You remember Mary Mapes, no doubt. She was the producer at CBS who was fired in the wake of the Bush National Guard Memo fiasco. While Rather was the public face of the story, it’s probably safe to say that Mapes had a huge responsibility in getting the story to air. Certainly, Ms. Mapes is a seasoned professional in broadcast news and I’ll stipluate to her credentials in the industry. Clearly she’s an expert.
Well, she’s an expert on a lot of things, but the truth doesn’t appear to be one of them.
The Huffington Post | The Blog | Mary Mapes: In Defense of Dan Rather
Here we are, nearly two years after the story originally aired, and Mapes is fiercely defending the story and vehemently denying that the documents obtained by CBS were forged:
Page Six restates the conservative canard that our report “was found to be based on forged documents.” That is just not true, no matter how many times Page Six or the Washington Times or some bitter conservative blogger repeats it.
The Bush National Guard story is a fascinating and terribly under-covered topic, full of Texas-style intrigue, privilege and political skullduggery. I mean, talk about selective service. At the height of the Vietnam War, the future president was able to select where he served, how he served and when he served. He even got to select his departure date.
When our story aired on September 8, 2004, it was savaged in an unprecedented outpouring of political vitriol. The Bush administration was then at the height of its ability to summon a terrifying whirlwind of criticism from right wing bloggers, hate talk radio yackers, FOX News “reporters,” conservative columnists, and those hollering people whose heads always appear in little boxes on cable discussion shows. None of these critics cared anything about the facts of the story, only about their politics.
They claimed that CBS used forged documents and they repeated that lie so often that it stuck. The mainstream media picked it up, repeating bloggers’ criticisms without making any serious effort to investigate the story. But then that would have required real legwork, something that very few were willing to do on this subject.
Then, after she has seemingly blamed just about everyone else in the world for this story, she goes ahead and pins plenty of blame on CBS’ parent company:
Viacom, CBS’s parent company, never did care whether the story was true or not.
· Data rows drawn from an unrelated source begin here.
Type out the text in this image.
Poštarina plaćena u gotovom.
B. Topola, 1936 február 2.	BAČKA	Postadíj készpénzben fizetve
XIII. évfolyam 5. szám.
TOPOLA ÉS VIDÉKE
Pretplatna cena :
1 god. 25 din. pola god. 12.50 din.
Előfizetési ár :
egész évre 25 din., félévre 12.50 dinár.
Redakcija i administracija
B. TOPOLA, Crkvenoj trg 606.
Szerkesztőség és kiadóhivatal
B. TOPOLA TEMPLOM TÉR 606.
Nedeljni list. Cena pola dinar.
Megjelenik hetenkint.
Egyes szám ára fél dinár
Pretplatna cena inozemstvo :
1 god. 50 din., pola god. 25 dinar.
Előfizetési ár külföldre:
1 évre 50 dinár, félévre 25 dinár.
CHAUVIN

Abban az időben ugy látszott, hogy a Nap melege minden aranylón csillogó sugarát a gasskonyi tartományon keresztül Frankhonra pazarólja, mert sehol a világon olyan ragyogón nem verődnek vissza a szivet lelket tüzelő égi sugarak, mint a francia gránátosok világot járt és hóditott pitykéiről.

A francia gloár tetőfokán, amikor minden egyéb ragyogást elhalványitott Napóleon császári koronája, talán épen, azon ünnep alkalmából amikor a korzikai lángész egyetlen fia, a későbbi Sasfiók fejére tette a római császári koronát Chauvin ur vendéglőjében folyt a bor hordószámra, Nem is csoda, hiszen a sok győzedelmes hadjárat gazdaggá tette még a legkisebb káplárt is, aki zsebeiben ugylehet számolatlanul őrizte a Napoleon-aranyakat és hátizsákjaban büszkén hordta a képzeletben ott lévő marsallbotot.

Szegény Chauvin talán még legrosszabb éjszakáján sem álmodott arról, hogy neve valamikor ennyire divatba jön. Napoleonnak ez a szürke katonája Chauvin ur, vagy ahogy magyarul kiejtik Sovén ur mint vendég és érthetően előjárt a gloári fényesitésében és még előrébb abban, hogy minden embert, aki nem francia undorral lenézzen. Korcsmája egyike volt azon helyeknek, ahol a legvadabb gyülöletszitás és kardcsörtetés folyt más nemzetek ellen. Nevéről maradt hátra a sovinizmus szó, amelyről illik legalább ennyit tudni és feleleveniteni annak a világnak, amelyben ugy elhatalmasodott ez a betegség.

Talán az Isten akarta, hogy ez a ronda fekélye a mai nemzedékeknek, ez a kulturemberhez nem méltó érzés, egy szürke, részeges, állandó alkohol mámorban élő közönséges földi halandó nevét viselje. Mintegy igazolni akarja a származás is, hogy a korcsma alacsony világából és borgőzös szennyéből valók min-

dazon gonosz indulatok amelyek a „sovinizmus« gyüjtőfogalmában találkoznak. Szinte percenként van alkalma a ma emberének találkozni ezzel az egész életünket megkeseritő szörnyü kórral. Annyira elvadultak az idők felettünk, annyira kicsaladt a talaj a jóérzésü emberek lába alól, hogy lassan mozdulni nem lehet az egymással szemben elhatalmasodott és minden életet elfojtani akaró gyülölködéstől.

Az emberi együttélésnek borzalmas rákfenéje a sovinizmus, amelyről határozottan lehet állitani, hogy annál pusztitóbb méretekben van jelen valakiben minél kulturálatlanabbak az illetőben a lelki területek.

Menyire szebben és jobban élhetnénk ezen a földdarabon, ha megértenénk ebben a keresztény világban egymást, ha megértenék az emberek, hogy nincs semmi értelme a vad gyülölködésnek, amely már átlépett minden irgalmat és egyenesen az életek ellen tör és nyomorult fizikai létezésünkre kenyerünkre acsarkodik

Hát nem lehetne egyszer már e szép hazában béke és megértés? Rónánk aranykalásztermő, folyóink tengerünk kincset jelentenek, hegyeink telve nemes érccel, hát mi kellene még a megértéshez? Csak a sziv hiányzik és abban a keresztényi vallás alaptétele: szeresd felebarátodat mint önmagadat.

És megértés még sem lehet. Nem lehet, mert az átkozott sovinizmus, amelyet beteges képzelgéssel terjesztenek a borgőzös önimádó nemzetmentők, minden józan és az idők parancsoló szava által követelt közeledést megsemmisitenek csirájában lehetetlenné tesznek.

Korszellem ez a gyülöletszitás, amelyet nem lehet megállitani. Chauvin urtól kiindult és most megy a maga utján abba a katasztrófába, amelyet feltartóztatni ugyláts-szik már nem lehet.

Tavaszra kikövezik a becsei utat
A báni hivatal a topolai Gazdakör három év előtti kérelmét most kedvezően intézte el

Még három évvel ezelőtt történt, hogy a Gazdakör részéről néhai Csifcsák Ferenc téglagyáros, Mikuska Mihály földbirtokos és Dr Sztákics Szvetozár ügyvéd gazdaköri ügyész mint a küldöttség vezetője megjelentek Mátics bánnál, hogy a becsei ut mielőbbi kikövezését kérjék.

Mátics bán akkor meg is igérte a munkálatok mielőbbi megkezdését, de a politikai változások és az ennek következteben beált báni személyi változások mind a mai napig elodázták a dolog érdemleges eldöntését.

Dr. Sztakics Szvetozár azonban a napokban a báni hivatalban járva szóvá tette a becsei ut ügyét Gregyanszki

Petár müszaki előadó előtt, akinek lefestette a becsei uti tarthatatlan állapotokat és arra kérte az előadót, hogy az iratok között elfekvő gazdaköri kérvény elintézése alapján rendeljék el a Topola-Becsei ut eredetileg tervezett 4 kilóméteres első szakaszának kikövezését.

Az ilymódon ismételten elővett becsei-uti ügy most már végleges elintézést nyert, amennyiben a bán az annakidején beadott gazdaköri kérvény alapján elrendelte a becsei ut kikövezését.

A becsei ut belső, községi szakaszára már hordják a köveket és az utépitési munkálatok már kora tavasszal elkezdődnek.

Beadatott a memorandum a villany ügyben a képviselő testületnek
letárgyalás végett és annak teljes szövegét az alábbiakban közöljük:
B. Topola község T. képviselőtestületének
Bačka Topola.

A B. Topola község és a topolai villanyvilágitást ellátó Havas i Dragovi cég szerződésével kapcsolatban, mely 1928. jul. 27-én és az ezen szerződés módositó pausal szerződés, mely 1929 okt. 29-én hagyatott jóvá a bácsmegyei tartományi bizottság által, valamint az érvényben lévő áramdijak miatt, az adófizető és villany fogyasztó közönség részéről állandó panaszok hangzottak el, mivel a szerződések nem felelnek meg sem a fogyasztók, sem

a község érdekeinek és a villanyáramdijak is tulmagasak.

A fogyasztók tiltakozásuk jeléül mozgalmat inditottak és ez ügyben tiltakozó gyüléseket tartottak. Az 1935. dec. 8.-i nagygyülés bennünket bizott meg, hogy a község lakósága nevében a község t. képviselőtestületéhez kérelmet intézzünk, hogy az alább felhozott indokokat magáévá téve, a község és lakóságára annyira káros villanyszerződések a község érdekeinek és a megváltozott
They just wanted rid of it. Among other things, they had multiple issues pending before the FCC and various other arms of the administration and our story was no help to the company in its quest to squeeze every last dime out of what used to be the public airwaves. Firing longtime employees in an attempt to get back into the administration’s good graces was simply a business decision. It had nothing to do with journalism or the crucial role that critical reporting is supposed to play in American democracy.
So it’s the fault of the Republicans.
It’s the fault of those hacks at FOX News.
It’s the fault of the talk radio airwaves that are dominated by conservatives.
It’s even the fault of those damned conservative bloggers.
Plus, if none of that works for you, it’s the fault of Viacom who never cared and was apparently in the doghouse with the FCC and the Bush Administration.
Mary Mapes seems to lay the blame at the feet of everybody except herself, and that’s the problem. I understand that she truly believes in the content of the report, and that’s fine. If she’s going to level a charge like the one that report did, she’s got to have proof that’s impeachable and beyond reproach. She didn’t. It’s that simple.
Ms. Mapes, if these documents could have been authenticated–by anybody–they would have. Why didn’t anyone at CBS News think to ask if any Air National Guard units in Texas or Alabama even had computers or word processors with the Times New Roman font in an age when most arms of the government were still using typewriters? Why didn’t anyone at CBS News hold off on the story until the evidence could be authenticated?
I’ll tell you why they didn’t: it’s probably because the people involved in the story wanted it to be true. In their avarice to have an impact on the presidential election, they abandoned what I think must be the primary tenet of journalism: to get the story right. On that count, Mapes, Rather and company failed miserably. This wasn’t a vendetta against Dan Rather, CBS or you. This was a case where savvy and informed consumers of corporate news held you accountable.
The only canard here, Mary, is the one that you went to air with in September of 2004.
All you or anyone else at CBS had to do was authenticate the memos. It’s that simple. But then, I can imagine it’s difficult to authenticate what was never legit in the first place. Apparently “great b.s. detectors” aren’t something CBS has ever had in great supply with most correspondents, anchors or producers.